Material Extrusion Additive Manufacturing (MEX) is one of the most common Additive Manufacturing (AM) technology. The possibility to realize metal parts using this technology has several advantages and generates great costs reduction with respect to other metal Additive Manufacturing technologies. However, there are some disadvantages related to the design and production of these extrusion-based metal parts, especially when considering the fabrication of complex geometries. One of the main problems is related to the oversizing of the parts due to the shrinkage phenomenon occurring after the debinding and sintering steps.
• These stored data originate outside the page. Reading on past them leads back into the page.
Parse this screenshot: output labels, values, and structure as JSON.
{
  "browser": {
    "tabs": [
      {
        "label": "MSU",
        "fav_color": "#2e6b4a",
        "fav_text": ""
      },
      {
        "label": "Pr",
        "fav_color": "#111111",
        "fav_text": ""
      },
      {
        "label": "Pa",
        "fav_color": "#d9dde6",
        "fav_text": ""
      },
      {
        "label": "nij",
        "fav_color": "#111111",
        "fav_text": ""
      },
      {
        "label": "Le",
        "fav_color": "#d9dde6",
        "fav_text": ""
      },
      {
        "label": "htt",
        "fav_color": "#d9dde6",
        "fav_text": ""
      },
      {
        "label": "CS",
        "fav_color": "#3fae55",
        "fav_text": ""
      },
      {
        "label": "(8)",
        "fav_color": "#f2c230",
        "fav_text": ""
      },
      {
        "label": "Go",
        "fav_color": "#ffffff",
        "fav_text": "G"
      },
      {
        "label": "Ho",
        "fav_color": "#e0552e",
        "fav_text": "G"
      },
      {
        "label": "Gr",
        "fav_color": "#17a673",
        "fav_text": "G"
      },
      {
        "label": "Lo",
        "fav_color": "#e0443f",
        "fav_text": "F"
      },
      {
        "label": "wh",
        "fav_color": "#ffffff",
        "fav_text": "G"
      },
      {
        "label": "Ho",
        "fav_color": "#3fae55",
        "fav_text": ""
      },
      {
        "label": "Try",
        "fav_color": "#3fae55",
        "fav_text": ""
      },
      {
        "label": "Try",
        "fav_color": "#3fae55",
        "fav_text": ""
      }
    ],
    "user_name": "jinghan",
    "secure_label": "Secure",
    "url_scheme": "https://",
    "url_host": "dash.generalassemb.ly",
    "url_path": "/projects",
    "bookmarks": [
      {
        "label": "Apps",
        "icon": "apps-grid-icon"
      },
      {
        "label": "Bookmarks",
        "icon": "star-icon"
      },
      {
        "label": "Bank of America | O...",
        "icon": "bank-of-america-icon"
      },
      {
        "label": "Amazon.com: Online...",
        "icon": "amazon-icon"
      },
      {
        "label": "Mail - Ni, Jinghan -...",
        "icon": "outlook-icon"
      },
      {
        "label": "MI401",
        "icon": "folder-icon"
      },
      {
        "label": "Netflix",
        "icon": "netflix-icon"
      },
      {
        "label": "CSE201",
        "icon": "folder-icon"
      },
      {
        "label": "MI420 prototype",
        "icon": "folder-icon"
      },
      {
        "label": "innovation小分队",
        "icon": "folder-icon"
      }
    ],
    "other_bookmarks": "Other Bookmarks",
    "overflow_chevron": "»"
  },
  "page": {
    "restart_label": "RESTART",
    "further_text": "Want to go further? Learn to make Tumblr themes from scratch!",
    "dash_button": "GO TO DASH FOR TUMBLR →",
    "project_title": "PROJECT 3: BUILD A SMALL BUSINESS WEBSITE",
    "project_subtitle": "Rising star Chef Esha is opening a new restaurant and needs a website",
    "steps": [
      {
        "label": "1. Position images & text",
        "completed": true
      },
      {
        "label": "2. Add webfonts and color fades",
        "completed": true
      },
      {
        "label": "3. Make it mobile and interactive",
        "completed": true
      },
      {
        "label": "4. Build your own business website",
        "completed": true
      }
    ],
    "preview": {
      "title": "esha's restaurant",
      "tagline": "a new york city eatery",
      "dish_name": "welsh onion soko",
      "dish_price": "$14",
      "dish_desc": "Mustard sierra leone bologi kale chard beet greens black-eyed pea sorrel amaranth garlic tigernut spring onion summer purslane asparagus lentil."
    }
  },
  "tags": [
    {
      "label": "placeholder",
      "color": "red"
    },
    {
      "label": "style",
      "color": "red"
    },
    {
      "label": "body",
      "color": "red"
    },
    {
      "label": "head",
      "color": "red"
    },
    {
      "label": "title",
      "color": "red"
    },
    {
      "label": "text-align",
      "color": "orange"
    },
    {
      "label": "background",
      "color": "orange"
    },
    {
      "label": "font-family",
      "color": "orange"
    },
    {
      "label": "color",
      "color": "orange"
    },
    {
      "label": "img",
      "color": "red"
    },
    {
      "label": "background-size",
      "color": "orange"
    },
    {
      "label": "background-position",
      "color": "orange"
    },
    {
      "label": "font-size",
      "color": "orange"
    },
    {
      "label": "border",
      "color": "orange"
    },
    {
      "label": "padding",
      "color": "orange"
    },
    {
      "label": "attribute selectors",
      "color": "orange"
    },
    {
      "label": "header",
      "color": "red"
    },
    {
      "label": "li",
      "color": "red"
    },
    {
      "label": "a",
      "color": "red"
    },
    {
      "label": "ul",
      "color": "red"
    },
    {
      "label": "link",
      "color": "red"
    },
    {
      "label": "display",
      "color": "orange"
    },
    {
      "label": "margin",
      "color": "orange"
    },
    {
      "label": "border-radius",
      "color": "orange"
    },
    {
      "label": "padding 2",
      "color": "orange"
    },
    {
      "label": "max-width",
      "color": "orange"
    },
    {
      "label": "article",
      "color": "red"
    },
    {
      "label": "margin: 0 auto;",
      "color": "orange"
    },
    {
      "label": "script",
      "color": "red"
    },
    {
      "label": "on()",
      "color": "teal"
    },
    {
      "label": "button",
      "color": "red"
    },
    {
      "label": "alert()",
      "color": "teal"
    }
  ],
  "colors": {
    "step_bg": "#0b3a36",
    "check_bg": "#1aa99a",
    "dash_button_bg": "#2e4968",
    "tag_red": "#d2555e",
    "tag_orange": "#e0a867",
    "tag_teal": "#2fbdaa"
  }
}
In this work, a comprehensive study about the shrinkage phenomenon was conducted on 17–4 PH stainless steel parts realized via MEX, analyzing the influence of printing and sintering orientation, infill strategy and aspect ratio. With this aim, by using the Design of Experiment approach, samples were analyzed in both as-printed and as-sintered conditions. Shrinkage percentage values, geometric accuracy and density were the main investigated outputs. A commercial 3D structured-light scanner was used to collect the dimensional and geometric data. Results showed a strong shrinkage anisotropy, more relevant for samples with different orientation during the printing and the sintering phase. Geometric accuracy, in terms of flatness, was also assessed comparing green and sintered parts.